The current macroeconomic situation with GDP growth slowing to 5.4% in Q2FY25 and October CPI inflation print coming at 6.2%, has changed the growth-inflation dynamics, laying focus on bringing price stability with a close eye on growth. As a result, RBI made a downward revision to FY25 GDP estimate (6.6% vs 7.2%) and upward revision to CPI estimate (4.8% vs 4.5%). Going ahead, expectations of easing food inflation and pick up in government spending should help stabilize the growth-inflation dynamics which could possibly lead to a policy rate cut in rest of FY25.

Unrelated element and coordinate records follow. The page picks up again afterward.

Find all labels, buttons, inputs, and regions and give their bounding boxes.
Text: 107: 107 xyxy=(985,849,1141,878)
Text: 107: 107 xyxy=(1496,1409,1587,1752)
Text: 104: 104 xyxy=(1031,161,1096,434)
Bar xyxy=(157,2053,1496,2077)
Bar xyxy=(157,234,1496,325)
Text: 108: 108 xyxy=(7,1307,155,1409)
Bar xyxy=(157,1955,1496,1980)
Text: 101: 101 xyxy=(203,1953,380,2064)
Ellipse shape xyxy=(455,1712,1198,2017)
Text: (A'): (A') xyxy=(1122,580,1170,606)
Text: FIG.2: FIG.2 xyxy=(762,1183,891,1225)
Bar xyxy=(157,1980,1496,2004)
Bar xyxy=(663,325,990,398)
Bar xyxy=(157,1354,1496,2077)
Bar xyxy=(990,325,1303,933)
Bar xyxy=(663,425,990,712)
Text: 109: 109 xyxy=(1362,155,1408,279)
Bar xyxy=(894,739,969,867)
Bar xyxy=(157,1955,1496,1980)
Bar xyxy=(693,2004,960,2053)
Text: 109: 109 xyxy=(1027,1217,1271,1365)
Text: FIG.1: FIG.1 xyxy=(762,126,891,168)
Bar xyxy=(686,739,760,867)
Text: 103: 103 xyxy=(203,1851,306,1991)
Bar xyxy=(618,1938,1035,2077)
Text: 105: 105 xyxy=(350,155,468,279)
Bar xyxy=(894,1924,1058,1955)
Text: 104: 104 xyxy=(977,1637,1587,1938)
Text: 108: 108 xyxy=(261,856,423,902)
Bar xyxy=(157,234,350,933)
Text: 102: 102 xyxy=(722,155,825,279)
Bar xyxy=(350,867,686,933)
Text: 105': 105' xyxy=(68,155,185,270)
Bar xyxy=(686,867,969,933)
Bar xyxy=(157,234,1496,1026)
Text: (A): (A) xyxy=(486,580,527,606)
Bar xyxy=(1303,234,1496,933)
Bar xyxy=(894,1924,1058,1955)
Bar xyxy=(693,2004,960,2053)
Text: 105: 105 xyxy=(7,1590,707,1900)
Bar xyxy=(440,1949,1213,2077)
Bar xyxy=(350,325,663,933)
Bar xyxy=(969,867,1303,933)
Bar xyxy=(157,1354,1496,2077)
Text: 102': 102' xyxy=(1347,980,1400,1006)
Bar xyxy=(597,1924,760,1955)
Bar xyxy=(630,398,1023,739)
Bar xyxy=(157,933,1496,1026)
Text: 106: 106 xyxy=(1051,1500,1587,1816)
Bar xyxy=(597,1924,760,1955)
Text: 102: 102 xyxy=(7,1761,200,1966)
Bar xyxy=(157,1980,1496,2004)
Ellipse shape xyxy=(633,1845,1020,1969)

The term spread between 3-month T-bill and 10-year G-sec has narrowed lately, although, the current spread of ~30 bps is still lower than the long-term average term spread of ~1.4%. This is expected to normalize further with improving banking system liquidity. The 10-year G-sec, in the short term, is expected to continue to trade in a range bound manner in the absence of any adverse event.

 

Strategy for fixed income investor

  • With expectation of policy rates coming down, G-sec yields offer a decent accrual and a possibility of participation in capital appreciation over twelve to eighteen months. However, with recent fall in yields the expected quantum of incremental capital appreciation has reduced. Long-term yield could remain sensitive to the evolving growth-inflation dynamics. Despite this, the current medium & medium to long-term yield levels appear relatively attractive and gradual increase in debt allocation could be considered, to benefit relatively more with anticipated moderation in yields.
  • Corporate bond spreads remain muted with AAA spreads still lower than the LTA amid lack of supply in the bond market. In select instances, spreads for AA and A appear attractive after adjusting for risk. Investor with an appetite for credit risk could start evaluating select high yield strategies.